Il faut reconnaître que le gouvernement a soumis à l’Instance des projets de loi sur la déclaration obligatoire de patrimoine, les conflits d’intérêt et la protection des lanceurs d’alerte. Ces textes introduisent plus de digitalisation et de garanties. Mais le texte sur l’enrichissement illicite, considéré comme «structurant» et «indispensable» par l’INPPLC, se fait toujours attendre. «Pour amorcer un vrai changement, le Maroc a besoin d’une stratégie de nouvelle génération, ambitieuse et cohérente, assortie d’objectifs concrets et mesurables année après année», insiste M. Rachdi. L’INPPLC affirme avoir finalisé sa vision et ses recommandations et appelle à une «appropriation collective» de ce combat par toutes les forces vives du pays.

Le rapport de l’Instance pointe du doigt par ailleurs les limites de la précédente stratégie nationale (2015-2025) contre la corruption, dont les objectifs sont loin d’être atteints. Il épingle un contenu «pas assez détaillé et approfondi sur les sujets clés», un «niveau hétérogène de précision des projets» et une «faible interaction des parties concernées» avec les recommandations de l’INPPLC. Pour ne pas répéter les erreurs du passé, la future stratégie devra impérativement «transcender le cadre strict de l’Instance» pour devenir «une étape majeure du renforcement et de la structuration du dispositif national de lutte contre la corruption», plaide M. Rachdi. Un défi de taille qui exige «une synergie entre les acteurs et une cohérence et une efficacité des actions» à l’aune des engagements du Royaume.

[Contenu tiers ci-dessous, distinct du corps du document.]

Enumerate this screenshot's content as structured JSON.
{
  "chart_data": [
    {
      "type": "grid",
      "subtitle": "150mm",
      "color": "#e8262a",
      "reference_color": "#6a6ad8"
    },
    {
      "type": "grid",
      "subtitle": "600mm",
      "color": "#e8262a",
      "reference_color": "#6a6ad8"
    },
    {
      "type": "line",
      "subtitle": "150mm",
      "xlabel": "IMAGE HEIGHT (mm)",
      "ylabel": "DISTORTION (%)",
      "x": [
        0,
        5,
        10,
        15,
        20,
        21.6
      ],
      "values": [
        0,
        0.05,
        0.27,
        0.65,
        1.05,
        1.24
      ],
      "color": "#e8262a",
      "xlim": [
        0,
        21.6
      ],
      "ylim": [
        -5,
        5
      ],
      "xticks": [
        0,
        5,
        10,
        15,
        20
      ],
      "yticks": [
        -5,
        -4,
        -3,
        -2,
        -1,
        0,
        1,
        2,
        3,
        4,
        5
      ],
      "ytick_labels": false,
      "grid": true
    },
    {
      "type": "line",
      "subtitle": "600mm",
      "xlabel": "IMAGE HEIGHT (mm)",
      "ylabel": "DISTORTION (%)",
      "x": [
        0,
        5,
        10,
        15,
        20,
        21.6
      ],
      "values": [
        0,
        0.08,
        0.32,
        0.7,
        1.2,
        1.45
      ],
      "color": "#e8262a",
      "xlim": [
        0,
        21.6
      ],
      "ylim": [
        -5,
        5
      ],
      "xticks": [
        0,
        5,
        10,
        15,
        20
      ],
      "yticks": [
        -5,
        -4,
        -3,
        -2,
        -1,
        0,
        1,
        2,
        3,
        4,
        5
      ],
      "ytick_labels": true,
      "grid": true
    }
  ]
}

Dans ce chantier, l’INPPLC promet de jouer pleinement son rôle de «force de proposition» et de «stimulateur du dynamisme requis». Mais elle prévient que seule une «mobilisation fondée sur la complémentarité, la convergence et l’articulation des rôles de toutes les parties prenantes» permettra au Maroc de «réussir le changement escompté» avec des «impacts tangibles» pour les citoyens et les opérateurs. Un appel solennel et urgent à un véritable sursaut national contre ce fléau tentaculaire et ravageur.